So ya know that dog I was bragging about?
Yeah... he's a big dog. Big enough to stand on his back legs and get into the large trash dumpster...
If you're squeamish at all... stop reading now.
If you'd like a laugh at my expense... keep reading.
I took "the boys" (dogs) out to the bathroom one last time before bed only to realize that Morgan had gotten into the trash and spread it all over the Manson's yard.
I started to pick up the trash when I realized he had gotten into a bag of trash with ...*ahem* used feminine hygiene products and had spread them all over the neighborhood. The bag was even double bagged and tied shut, but he was a determined, disgusting beast.
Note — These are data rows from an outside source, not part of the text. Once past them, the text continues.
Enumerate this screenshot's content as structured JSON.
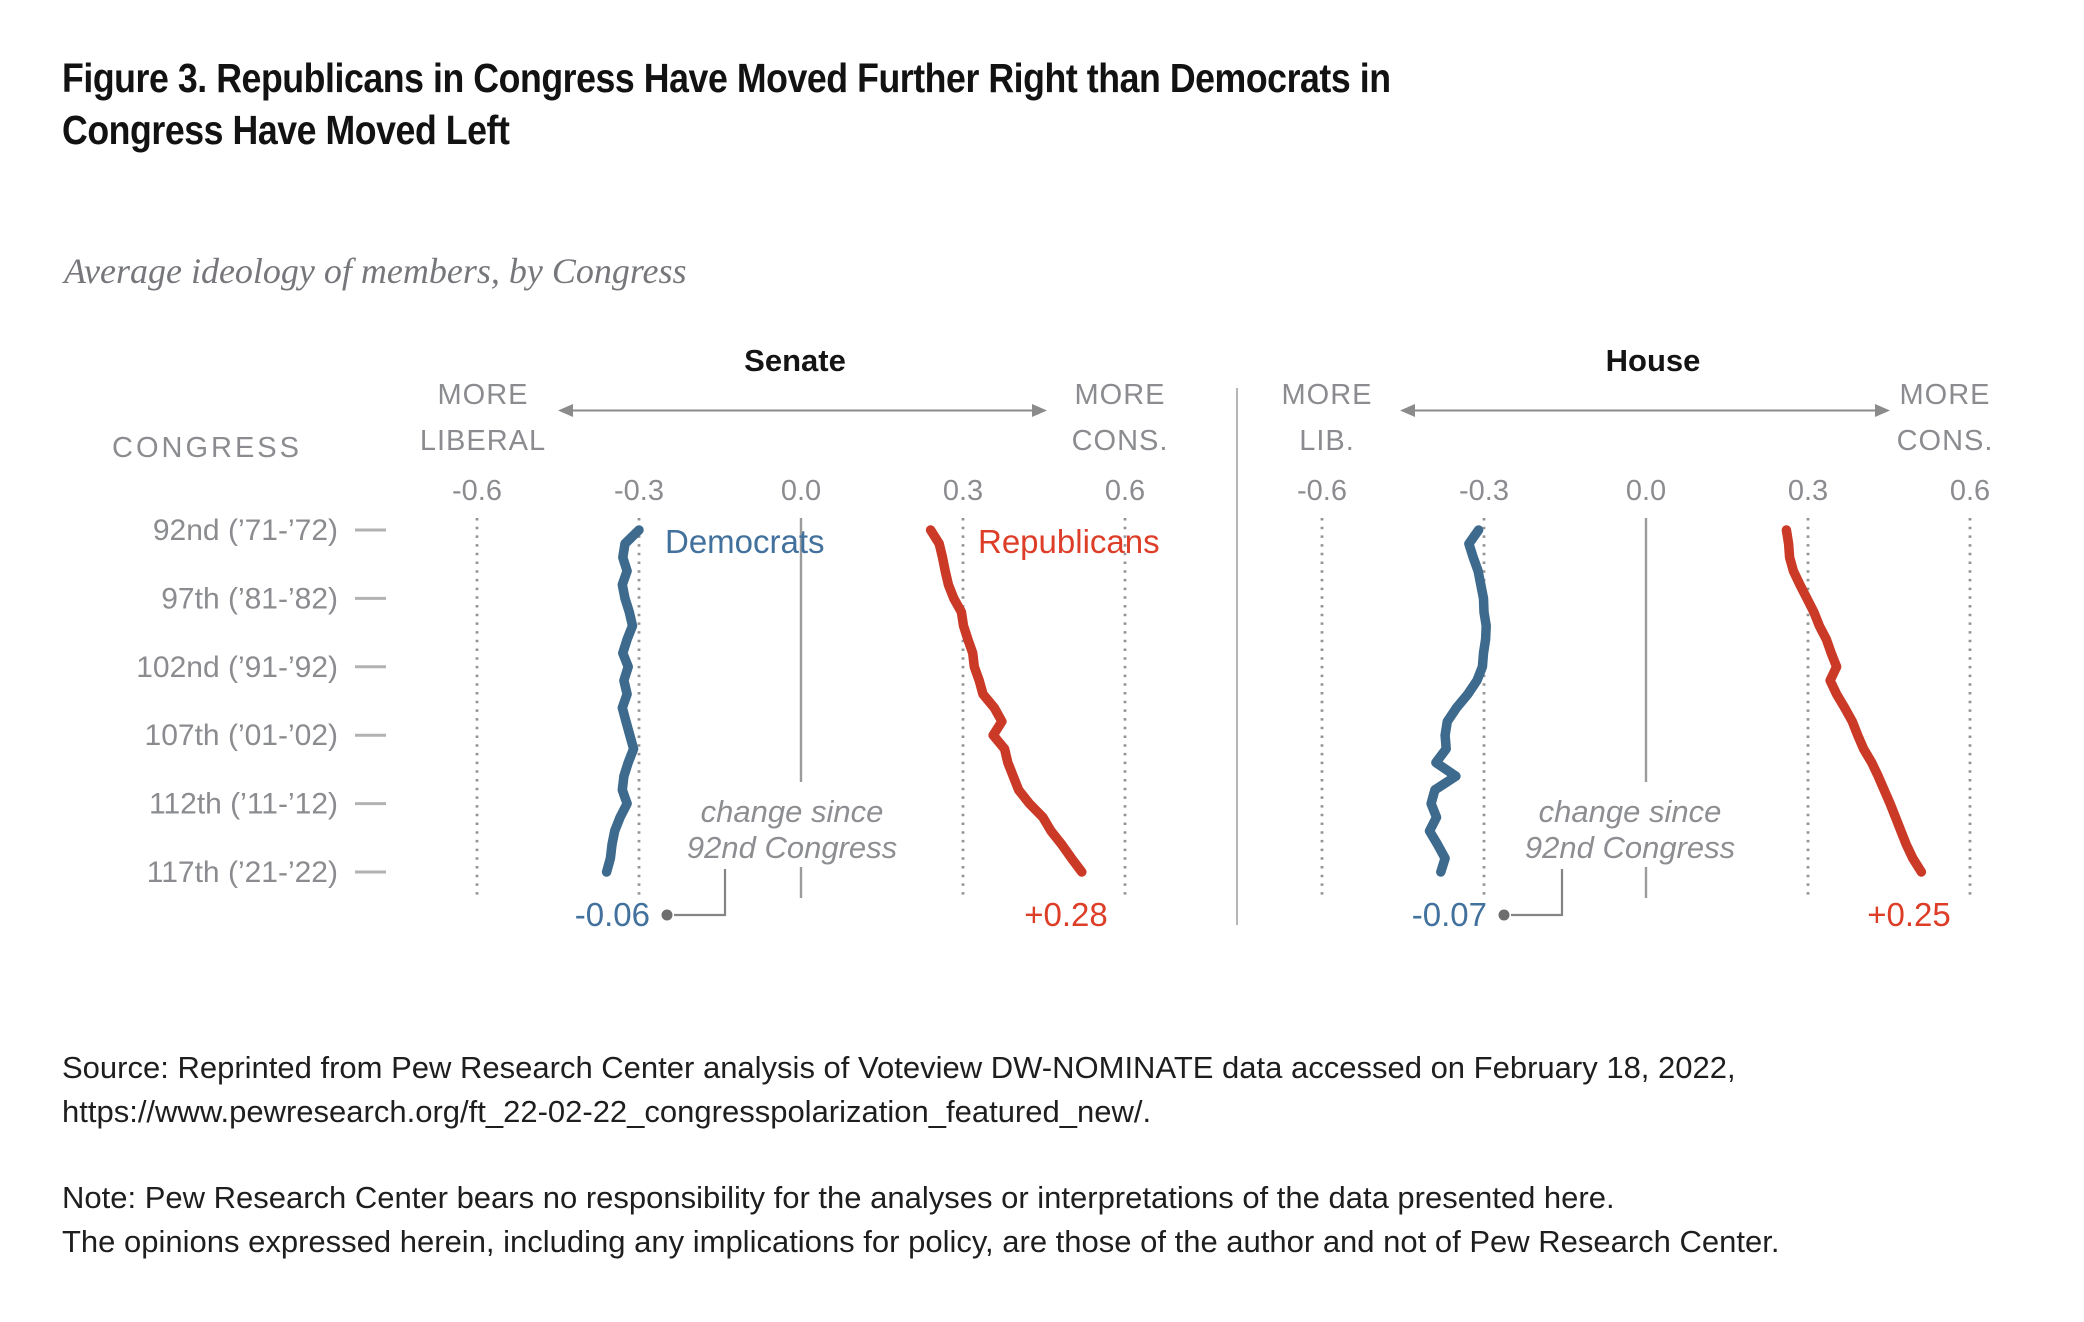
{
  "header": {
    "title_line1": "Figure 3. Republicans in Congress Have Moved Further Right than Democrats in",
    "title_line2": "Congress Have Moved Left",
    "subtitle": "Average ideology of members, by Congress"
  },
  "footer": {
    "source_line1": "Source: Reprinted from Pew Research Center analysis of Voteview DW-NOMINATE data accessed on February 18, 2022,",
    "source_line2": "https://www.pewresearch.org/ft_22-02-22_congresspolarization_featured_new/.",
    "note_line1": "Note: Pew Research Center bears no responsibility for the analyses or interpretations of the data presented here.",
    "note_line2": "The opinions expressed herein, including any implications for policy, are those of the author and not of Pew Research Center."
  },
  "chart_data": {
    "type": "line",
    "row_axis_title": "CONGRESS",
    "row_labels": [
      "92nd (’71-’72)",
      "97th (’81-’82)",
      "102nd (’91-’92)",
      "107th (’01-’02)",
      "112th (’11-’12)",
      "117th (’21-’22)"
    ],
    "congress_range": [
      92,
      117
    ],
    "x_ticks": [
      -0.6,
      -0.3,
      0.0,
      0.3,
      0.6
    ],
    "x_tick_labels": [
      "-0.6",
      "-0.3",
      "0.0",
      "0.3",
      "0.6"
    ],
    "xlim": [
      -0.75,
      0.75
    ],
    "grid": "dotted-vertical",
    "legend_position": "inline-top",
    "panels": [
      {
        "title": "Senate",
        "left_label": [
          "MORE",
          "LIBERAL"
        ],
        "right_label": [
          "MORE",
          "CONS."
        ],
        "show_series_labels": true,
        "series": [
          {
            "name": "Democrats",
            "party": "dem",
            "values": [
              -0.3,
              -0.326,
              -0.33,
              -0.322,
              -0.331,
              -0.326,
              -0.318,
              -0.312,
              -0.322,
              -0.33,
              -0.32,
              -0.328,
              -0.322,
              -0.331,
              -0.324,
              -0.317,
              -0.31,
              -0.32,
              -0.328,
              -0.331,
              -0.322,
              -0.335,
              -0.345,
              -0.35,
              -0.353,
              -0.36
            ]
          },
          {
            "name": "Republicans",
            "party": "rep",
            "values": [
              0.24,
              0.256,
              0.262,
              0.267,
              0.273,
              0.283,
              0.297,
              0.301,
              0.309,
              0.318,
              0.321,
              0.33,
              0.337,
              0.358,
              0.372,
              0.356,
              0.377,
              0.383,
              0.393,
              0.403,
              0.423,
              0.448,
              0.463,
              0.483,
              0.501,
              0.52
            ]
          }
        ],
        "dem_change_label": "-0.06",
        "rep_change_label": "+0.28",
        "callout": [
          "change since",
          "92nd Congress"
        ]
      },
      {
        "title": "House",
        "left_label": [
          "MORE",
          "LIB."
        ],
        "right_label": [
          "MORE",
          "CONS."
        ],
        "show_series_labels": false,
        "series": [
          {
            "name": "Democrats",
            "party": "dem",
            "values": [
              -0.31,
              -0.328,
              -0.32,
              -0.311,
              -0.306,
              -0.301,
              -0.3,
              -0.296,
              -0.297,
              -0.301,
              -0.303,
              -0.313,
              -0.33,
              -0.351,
              -0.368,
              -0.372,
              -0.37,
              -0.389,
              -0.352,
              -0.391,
              -0.398,
              -0.388,
              -0.401,
              -0.386,
              -0.372,
              -0.38
            ]
          },
          {
            "name": "Republicans",
            "party": "rep",
            "values": [
              0.26,
              0.264,
              0.266,
              0.273,
              0.285,
              0.298,
              0.311,
              0.321,
              0.334,
              0.343,
              0.353,
              0.341,
              0.353,
              0.368,
              0.382,
              0.392,
              0.403,
              0.418,
              0.43,
              0.441,
              0.452,
              0.462,
              0.472,
              0.482,
              0.494,
              0.51
            ]
          }
        ],
        "dem_change_label": "-0.07",
        "rep_change_label": "+0.25",
        "callout": [
          "change since",
          "92nd Congress"
        ]
      }
    ],
    "colors": {
      "dem_line": "#3d6a8d",
      "dem_text": "#41719c",
      "rep_line": "#cb3a27",
      "rep_text": "#dd3e28",
      "axis_text": "#8b8c8f",
      "grid": "#949494",
      "zero_line": "#9b9b9b",
      "row_dash": "#b2b2b2",
      "arrow": "#8b8b8b",
      "callout_text": "#8d8e91",
      "annotation_dot": "#6e6e6e",
      "elbow": "#848484",
      "divider": "#9e9e9e",
      "panel_title": "#141414"
    }
  }
}
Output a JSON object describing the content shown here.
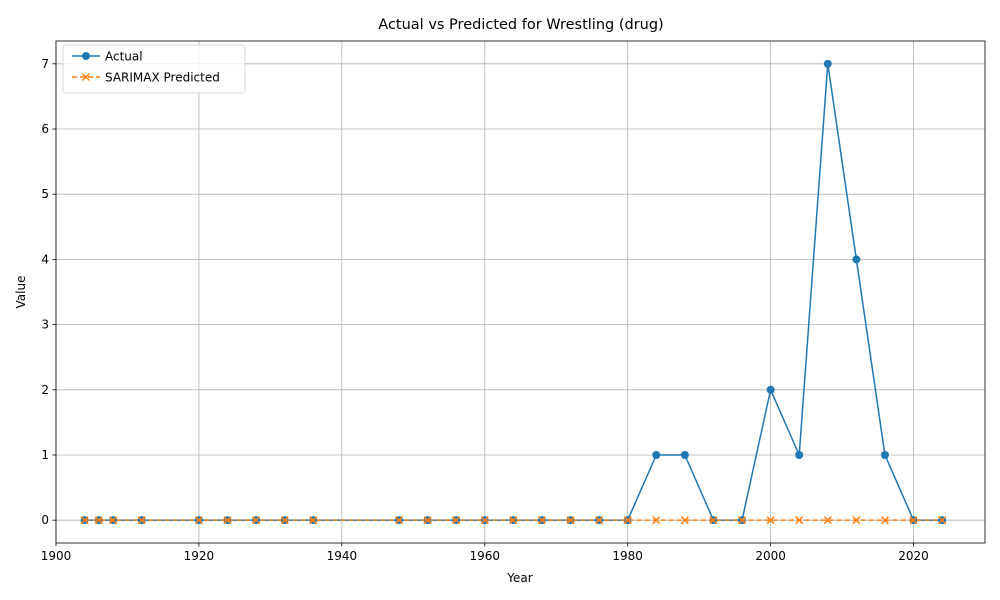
{
  "chart_data": {
    "type": "line",
    "title": "Actual vs Predicted for Wrestling (drug)",
    "xlabel": "Year",
    "ylabel": "Value",
    "xlim": [
      1900,
      2030
    ],
    "ylim": [
      -0.35,
      7.35
    ],
    "xticks": [
      1900,
      1920,
      1940,
      1960,
      1980,
      2000,
      2020
    ],
    "yticks": [
      0,
      1,
      2,
      3,
      4,
      5,
      6,
      7
    ],
    "grid": true,
    "legend_position": "top-left",
    "x": [
      1904,
      1906,
      1908,
      1912,
      1920,
      1924,
      1928,
      1932,
      1936,
      1948,
      1952,
      1956,
      1960,
      1964,
      1968,
      1972,
      1976,
      1980,
      1984,
      1988,
      1992,
      1996,
      2000,
      2004,
      2008,
      2012,
      2016,
      2020,
      2024
    ],
    "series": [
      {
        "name": "Actual",
        "color": "#1f77b4",
        "style": "solid",
        "marker": "circle",
        "values": [
          0,
          0,
          0,
          0,
          0,
          0,
          0,
          0,
          0,
          0,
          0,
          0,
          0,
          0,
          0,
          0,
          0,
          0,
          1,
          1,
          0,
          0,
          2,
          1,
          7,
          4,
          1,
          0,
          0
        ]
      },
      {
        "name": "SARIMAX Predicted",
        "color": "#ff7f0e",
        "style": "dashed",
        "marker": "x",
        "values": [
          0,
          0,
          0,
          0,
          0,
          0,
          0,
          0,
          0,
          0,
          0,
          0,
          0,
          0,
          0,
          0,
          0,
          0,
          0,
          0,
          0,
          0,
          0,
          0,
          0,
          0,
          0,
          0,
          0
        ]
      }
    ]
  }
}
As I was attempting to pick up the disgusting remnants of the trash, the dogs kept grabbing the trash and running away with it.
If you've never played tug 'o war with a used tampon... well let's just say, it's not fun. Thank God they put strings on those things.
My DNA is all over the neighborhood.
I'm spent.
My apologies to the Mansons... again.
Good night.
3 comments:
Gina I am freaking rolling all over the floor. Tears are streaming down my face. Lady, I will not be able to get that picture out of my head as I tuck myself into bed. Thanks once again for the laugh. I can always count on you. BTW, couldn't have been a nicer neighbor to share the wealth with huh???
Ah, yes, we have had this wonderful experience also. It was contained in our house, though...that the neighbor lady dogsitting for us found....all over the white carpet and white couch. Dogs are beyond disgusting at times.